Kolezyum veya Flavian Amfitiyatrosu, MS 1. yüzyılda Flavian Roma imparatorları Vespasian (MS 69-79), Titus (MS 79-81) ve Domitian (MS 81-96) tarafından inşa edilen büyük bir elipsoid arenadır. Devasa arena 50.000 seyirci kapasitesine sahipti ve MS 80'den MS 404'e kadar gladyatör dövüşleri, vahşi hayvan avları ve halka açık infazlar gibi halka açık muhteşem eğlencelere ev sahipliği yaptı.
Maksat ve Boyutları
Kolezyum'un inşası, Vespasian devrinde MS 72'de, bir zamanlar İmparator Nero'nun Altın Evi'nin göl ve bahçelerinin bulunduğu yerde başladı. Bu saha boşaltıldı ve muhtemel deprem hasarına karşı tedbir olarak altı metre derinliğinde beton temeller atıldı. Bina, İmparator Vespasian tarafından Roma'yı yakın zamanda yaşanan iç savaşın yarattığı kargaşadan evvelki eski ihtişamına kavuşturmak için başlatılan daha geniş bir inşaat programının parçasıydı. Vespasian'ın sikkelerinde Roma resurgens yazısıyla iddia ettiği gibi, yeni binalar -Barış Mabedi, Claudius Mabedi ve Kolezyum- dünyaya 'yeniden dirilen' Roma'nın hala antik dünyanın merkezi olduğunu gösterecekti.
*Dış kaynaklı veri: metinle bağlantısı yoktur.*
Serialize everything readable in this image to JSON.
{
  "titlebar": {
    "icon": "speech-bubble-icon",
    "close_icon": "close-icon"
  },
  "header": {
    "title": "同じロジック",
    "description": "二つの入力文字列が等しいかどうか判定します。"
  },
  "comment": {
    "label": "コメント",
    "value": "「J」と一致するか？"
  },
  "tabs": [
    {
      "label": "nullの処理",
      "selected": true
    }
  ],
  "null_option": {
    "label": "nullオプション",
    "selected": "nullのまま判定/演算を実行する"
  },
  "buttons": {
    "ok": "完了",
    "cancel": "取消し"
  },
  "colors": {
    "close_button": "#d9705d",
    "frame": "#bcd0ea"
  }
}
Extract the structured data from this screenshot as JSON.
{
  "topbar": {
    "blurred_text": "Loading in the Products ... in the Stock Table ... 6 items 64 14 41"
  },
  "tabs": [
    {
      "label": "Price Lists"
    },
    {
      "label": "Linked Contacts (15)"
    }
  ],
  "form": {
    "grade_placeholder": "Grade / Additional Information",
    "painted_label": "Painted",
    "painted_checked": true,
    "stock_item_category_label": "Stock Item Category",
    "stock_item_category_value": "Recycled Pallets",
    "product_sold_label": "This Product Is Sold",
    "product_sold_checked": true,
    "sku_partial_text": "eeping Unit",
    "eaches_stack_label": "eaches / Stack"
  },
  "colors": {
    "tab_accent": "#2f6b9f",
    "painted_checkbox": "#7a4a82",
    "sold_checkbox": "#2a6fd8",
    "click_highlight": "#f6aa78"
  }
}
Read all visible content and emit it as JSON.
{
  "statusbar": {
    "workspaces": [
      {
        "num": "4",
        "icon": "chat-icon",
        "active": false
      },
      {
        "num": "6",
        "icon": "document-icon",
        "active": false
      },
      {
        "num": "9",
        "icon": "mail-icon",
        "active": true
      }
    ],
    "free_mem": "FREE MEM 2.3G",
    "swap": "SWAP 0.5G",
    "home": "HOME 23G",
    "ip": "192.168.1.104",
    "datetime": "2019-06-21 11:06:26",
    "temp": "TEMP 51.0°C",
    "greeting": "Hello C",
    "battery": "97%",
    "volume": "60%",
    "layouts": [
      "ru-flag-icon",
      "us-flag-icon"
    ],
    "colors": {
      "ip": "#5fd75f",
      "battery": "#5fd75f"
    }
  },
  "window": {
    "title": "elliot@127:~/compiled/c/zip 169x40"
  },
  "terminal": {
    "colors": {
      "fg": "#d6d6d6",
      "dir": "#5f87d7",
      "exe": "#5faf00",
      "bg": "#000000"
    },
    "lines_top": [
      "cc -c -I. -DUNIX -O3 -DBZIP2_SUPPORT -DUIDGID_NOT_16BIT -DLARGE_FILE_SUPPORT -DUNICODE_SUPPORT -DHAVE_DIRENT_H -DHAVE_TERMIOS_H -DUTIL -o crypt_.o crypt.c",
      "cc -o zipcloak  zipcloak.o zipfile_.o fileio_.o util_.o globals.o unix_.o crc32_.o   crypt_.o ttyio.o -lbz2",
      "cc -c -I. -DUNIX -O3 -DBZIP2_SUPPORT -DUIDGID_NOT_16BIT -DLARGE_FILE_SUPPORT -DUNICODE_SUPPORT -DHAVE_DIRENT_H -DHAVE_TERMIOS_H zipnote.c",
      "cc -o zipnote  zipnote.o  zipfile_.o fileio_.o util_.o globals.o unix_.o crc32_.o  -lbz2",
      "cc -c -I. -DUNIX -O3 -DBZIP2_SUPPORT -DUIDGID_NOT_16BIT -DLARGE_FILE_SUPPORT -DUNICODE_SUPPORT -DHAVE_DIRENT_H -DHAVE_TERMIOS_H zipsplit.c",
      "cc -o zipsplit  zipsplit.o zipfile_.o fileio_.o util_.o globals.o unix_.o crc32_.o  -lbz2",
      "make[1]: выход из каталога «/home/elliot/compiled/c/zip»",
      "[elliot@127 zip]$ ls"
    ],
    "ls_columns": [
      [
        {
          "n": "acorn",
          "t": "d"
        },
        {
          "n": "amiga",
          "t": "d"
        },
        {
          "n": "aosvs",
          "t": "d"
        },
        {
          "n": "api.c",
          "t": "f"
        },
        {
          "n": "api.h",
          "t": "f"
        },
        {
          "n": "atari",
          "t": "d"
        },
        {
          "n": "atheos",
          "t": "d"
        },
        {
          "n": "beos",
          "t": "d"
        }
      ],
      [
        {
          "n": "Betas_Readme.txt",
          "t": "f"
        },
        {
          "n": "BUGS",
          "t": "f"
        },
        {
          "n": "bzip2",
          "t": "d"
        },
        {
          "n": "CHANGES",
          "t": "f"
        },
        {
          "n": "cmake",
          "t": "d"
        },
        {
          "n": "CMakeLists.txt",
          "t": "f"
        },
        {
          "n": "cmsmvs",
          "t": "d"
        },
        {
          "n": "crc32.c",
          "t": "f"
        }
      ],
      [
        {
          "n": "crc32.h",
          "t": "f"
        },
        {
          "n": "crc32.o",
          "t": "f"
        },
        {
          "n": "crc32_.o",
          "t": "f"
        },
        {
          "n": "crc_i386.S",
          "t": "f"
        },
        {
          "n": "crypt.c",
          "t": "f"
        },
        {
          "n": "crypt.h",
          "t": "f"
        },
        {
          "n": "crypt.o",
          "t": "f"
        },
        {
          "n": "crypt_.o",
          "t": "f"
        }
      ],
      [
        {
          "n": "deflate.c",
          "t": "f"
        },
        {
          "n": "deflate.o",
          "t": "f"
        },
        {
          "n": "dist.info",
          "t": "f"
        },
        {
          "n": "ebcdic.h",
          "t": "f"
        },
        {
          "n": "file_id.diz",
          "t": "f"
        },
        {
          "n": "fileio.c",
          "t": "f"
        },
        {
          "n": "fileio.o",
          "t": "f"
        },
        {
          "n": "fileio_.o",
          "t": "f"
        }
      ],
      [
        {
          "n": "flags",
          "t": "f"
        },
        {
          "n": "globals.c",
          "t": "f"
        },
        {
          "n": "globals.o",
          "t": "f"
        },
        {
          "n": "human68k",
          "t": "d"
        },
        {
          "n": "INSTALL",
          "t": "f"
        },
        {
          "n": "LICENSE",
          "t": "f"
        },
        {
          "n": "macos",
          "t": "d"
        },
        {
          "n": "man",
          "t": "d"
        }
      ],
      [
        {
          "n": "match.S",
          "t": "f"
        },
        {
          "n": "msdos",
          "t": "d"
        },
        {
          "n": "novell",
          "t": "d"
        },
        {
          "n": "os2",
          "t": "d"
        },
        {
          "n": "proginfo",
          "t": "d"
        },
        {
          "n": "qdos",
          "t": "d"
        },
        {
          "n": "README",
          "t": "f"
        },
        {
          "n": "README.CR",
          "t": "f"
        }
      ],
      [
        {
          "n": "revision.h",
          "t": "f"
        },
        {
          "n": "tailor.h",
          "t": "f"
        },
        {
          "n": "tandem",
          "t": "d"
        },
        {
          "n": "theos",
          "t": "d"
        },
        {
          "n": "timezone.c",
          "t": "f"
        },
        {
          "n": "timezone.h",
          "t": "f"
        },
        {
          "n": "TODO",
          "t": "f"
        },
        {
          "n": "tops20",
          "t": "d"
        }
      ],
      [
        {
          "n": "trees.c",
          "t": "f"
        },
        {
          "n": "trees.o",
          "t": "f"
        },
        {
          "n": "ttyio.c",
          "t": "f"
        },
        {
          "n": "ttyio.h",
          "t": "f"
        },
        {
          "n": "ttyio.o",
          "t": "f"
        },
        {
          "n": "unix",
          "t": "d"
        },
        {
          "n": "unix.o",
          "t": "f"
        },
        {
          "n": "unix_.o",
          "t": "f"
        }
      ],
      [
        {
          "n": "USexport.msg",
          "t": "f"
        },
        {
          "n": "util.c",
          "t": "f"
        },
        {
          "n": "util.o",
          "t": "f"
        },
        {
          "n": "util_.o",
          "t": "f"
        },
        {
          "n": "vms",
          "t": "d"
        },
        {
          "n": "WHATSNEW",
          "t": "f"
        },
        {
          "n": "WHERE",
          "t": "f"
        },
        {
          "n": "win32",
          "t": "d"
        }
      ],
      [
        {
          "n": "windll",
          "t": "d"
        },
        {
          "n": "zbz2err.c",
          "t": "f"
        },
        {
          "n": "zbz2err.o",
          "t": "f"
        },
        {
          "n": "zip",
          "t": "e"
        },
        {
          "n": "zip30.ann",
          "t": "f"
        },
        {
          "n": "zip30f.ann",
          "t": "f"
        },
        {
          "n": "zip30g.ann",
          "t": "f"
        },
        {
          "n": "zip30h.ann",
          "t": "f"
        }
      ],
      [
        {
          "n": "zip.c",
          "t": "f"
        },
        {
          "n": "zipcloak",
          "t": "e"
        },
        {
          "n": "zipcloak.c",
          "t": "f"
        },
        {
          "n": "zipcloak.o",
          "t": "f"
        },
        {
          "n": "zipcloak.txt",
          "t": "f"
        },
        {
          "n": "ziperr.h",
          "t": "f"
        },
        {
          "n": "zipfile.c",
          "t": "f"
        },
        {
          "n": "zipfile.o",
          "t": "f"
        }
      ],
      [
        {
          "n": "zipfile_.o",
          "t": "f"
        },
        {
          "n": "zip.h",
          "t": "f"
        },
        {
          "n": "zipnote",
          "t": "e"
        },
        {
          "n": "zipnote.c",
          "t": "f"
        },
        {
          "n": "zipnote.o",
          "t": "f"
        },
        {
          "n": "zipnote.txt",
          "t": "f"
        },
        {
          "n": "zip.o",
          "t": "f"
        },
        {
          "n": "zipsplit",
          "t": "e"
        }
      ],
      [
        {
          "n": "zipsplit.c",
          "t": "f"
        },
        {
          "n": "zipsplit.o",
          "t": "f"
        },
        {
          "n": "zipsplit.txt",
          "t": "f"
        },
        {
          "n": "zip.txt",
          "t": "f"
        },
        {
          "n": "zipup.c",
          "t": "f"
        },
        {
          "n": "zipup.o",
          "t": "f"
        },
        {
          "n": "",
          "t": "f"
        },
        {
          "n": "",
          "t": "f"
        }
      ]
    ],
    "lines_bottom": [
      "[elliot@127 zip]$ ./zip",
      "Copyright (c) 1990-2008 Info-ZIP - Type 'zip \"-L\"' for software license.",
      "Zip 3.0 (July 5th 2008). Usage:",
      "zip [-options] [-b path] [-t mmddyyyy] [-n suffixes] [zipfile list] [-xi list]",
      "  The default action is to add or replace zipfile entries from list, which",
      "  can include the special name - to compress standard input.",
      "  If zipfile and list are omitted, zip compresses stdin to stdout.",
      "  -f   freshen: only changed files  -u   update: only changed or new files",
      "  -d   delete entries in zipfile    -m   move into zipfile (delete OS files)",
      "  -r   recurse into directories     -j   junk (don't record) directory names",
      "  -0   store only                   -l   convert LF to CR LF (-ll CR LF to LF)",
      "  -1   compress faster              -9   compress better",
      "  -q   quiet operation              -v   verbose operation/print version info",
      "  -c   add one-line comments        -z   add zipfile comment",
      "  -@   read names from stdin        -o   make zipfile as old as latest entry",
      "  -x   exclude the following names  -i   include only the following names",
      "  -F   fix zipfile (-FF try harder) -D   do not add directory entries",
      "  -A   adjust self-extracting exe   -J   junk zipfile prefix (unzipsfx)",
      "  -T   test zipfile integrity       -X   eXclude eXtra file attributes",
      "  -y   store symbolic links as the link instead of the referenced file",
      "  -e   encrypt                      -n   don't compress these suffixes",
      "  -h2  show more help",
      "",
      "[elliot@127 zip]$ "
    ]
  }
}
Flavian Amfitiyatrosu (veya Romalıların bildiği Amphiteatrum Flavium) MS 80'de Vespasian'ın en büyük oğlu Titus'un saltanatı esnasında yüz günlük bir gladyatör gösterisiyle açıldı ve nihayet diğer oğlu Domitian'ın saltanatı sırasında tamamlandı. Tamamlanan bina daha evvel hiç görülmemiş bir şeydi ve Esquiline, Palatine ve Caelian tepelerini birleştiren geniş vadinin arasında yer alıyordu ve şehre hakimdi. Türünün en büyük eviydi ve şu hususiyetlere sahipti:
- dört katlı
- 45 metre yüksekliğinde (150 fit).
- 189 x 156 metre genişliğinde.
- 87,5 m x 54,8 m ölçülerinde oval bir arena.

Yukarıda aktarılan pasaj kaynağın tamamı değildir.